Eubanks, dressed comfortably in a flowing skirt with a loose-fitting, button-down shirt, tells how she had her first child as a junior in college, her second just weeks before finishing her doctorate in anthropology and her third shortly after that. Instead of taking one of several job offers when she finished her schooling, Eubanks waited for her husband to finish medical school and establish himself as a physician. She taught classes for fun, but focused primarily on her family.

When her husband left her, she tried to return to academia but as a woman in her mid-30s with children three, eight and twelve years old, she could only find a job as a research assistant. That job took her from anthropology to biology and led her to pursue her biology master's degree. Her eyes glaze over as she thinks about her past. "I had some child support coming in or I couldn't have done it," she says. She also had understanding supervisors. "There were not kids around universities at that time, but my professor didn't mind my daughter being at the lab." She moved to North Carolina to pursue her biology research, but the time commitment proved to be impossible.

"They really did expect you to be at the lab 60 to 80 hours a week--and I had to be home with my kids." Eubanks throws her hands up as she talks about the time demands. She explains how she left the university world for a decade to raise her children. All the while, she kept her research--a study of genetic crosses of corn--active by herself, growing plants in her backyard and turning the dining room table into a mini laboratory. "I was truly an academic at heart," she concedes.

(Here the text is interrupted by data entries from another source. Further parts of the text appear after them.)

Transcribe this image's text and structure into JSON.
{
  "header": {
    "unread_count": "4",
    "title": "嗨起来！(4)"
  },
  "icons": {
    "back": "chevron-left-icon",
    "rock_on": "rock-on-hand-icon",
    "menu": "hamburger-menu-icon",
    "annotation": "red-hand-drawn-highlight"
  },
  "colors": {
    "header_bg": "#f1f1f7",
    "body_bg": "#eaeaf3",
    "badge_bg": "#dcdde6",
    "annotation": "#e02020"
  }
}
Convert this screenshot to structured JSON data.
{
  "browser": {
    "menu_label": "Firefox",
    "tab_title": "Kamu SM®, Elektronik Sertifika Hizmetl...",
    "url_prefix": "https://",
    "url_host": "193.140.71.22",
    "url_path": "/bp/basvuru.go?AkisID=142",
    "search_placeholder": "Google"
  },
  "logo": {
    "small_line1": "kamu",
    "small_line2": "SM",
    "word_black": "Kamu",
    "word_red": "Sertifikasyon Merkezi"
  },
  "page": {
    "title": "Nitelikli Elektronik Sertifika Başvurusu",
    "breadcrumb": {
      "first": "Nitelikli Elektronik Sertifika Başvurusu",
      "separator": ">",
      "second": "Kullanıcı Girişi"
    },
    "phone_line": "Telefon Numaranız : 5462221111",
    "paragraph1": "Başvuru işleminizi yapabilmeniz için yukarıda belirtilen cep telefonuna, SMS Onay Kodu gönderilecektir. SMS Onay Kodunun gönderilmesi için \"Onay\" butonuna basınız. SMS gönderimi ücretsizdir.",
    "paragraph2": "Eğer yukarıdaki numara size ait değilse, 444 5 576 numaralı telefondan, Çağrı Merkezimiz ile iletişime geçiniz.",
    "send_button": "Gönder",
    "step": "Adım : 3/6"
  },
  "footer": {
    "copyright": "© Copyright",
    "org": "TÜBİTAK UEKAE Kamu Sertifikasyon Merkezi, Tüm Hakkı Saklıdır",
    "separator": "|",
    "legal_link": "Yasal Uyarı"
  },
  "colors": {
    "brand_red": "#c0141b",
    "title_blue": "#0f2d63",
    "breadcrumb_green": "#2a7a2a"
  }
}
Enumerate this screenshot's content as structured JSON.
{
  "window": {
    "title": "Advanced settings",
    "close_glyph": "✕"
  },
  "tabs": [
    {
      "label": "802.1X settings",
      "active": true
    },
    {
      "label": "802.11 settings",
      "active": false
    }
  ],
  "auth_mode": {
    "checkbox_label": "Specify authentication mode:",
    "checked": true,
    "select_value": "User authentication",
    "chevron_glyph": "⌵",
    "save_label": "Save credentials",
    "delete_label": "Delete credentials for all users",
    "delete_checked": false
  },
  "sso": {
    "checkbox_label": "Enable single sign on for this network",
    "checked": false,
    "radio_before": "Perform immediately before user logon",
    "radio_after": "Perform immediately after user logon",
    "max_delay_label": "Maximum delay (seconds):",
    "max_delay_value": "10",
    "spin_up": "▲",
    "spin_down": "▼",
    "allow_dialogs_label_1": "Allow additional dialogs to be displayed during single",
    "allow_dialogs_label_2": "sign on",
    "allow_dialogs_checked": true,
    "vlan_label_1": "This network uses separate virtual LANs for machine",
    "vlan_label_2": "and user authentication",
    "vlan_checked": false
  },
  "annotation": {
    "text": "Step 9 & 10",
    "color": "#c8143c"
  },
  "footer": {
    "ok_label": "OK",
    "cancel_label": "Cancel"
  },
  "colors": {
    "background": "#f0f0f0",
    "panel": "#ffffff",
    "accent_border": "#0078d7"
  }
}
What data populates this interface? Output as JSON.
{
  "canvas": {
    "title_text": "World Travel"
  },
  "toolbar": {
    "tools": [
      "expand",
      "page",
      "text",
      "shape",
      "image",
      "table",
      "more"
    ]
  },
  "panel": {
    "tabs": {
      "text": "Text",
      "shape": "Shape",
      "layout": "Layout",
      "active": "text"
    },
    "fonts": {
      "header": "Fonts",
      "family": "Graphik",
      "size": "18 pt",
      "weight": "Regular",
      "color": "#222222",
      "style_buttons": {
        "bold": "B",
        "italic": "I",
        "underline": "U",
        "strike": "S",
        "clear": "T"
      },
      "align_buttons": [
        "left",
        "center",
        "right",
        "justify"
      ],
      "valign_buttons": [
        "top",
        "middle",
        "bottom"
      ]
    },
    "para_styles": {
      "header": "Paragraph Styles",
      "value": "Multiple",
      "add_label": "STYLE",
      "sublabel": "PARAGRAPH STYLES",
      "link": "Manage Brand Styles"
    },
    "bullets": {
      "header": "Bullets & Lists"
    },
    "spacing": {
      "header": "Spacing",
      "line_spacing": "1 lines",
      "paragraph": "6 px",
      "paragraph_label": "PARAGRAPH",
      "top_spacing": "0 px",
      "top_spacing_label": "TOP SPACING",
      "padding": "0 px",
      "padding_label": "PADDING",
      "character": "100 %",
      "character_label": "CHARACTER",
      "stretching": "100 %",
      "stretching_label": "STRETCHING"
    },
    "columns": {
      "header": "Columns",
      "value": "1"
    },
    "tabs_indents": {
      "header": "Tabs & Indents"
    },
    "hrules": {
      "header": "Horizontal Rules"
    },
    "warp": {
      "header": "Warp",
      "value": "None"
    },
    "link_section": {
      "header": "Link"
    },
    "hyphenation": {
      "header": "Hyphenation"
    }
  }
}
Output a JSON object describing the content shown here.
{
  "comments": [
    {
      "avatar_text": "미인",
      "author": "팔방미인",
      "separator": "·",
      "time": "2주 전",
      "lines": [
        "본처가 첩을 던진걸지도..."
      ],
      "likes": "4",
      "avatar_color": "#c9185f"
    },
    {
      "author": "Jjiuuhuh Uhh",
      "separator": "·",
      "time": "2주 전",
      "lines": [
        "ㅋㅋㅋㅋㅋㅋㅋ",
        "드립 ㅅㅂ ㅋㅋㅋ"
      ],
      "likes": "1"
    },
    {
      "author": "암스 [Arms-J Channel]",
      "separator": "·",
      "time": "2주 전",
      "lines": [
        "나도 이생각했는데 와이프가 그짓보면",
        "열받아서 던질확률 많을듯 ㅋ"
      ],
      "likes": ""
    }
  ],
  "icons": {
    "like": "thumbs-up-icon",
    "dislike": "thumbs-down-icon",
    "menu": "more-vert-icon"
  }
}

Now that her children are out of the house, Eubanks has returned to full-time research and teaching, but she is too old to move up through the ranks to achieve tenure. She admits that it disappoints her, but she stands by her choices. "My family is more important to me than my career and my work and the ego gratification of science," she says.

In order to make the balance of work and family plausible, academics learn the secrets of efficiency early on in their careers. "I didn't know how hard I could work until I became a graduate student. And then, I didn't know how hard I could work until I became a professor," says Arcidiacono.

Multitasking and organization become the crucial skills of a successful homemaker. "It does not matter if I can make a tuna casserole, but I have to be able to organize the carpool," says Grant, remembering the challenges of having three active middle-school children.

Cohen, an English scholar with square glasses and a buzz-cut that has been allowed to grow two weeks too long, has nearly perfected the art of combining activities. As he talks about how he balances his personal life with work, he eats a McDonald's cheeseburger, at 2 p.m., taking advantage of the first chance he has had to eat lunch.

Finding a balance also means doing less non-required work. Some professors, like Arcidiacono, choose to teach introductory classes in which little preparatory work is required. "They might not be that much fun, but they're more do-able from a work standpoint," he says somewhat sheepishly. To spend time with their families, most limit traveling for work and present less often than they might otherwise. Time spent with students out of class or office hours decreases.

"I used to spend more time interacting with undergrads. I tell myself when the kids are grown, I'll do it again," Blake says. But even as he forms the words, he recognizes that it is not likely to happen. Alice, his youngest, is only nine and won't be out of the house for another decade. By then, Blake will be approaching retirement.

In the meantime, he fits work in between his three children's schedules--grading papers in the early morning before Alice and his two boys wake up and sneaking in a few extra hours after they go to sleep--and spends much of his nine-to-five day with his door open to students.

The balance between work and family varies as expected with field, gender and person, but few seem unhappy with the choices they have made. "Maybe I would be better connected or better known without my children, but that's not substantial," says Grant, quick to attest to the primary role her children play in her life. "If I have any regrets, it's that I wish I had been better able to put my work out of my mind when I was with my children."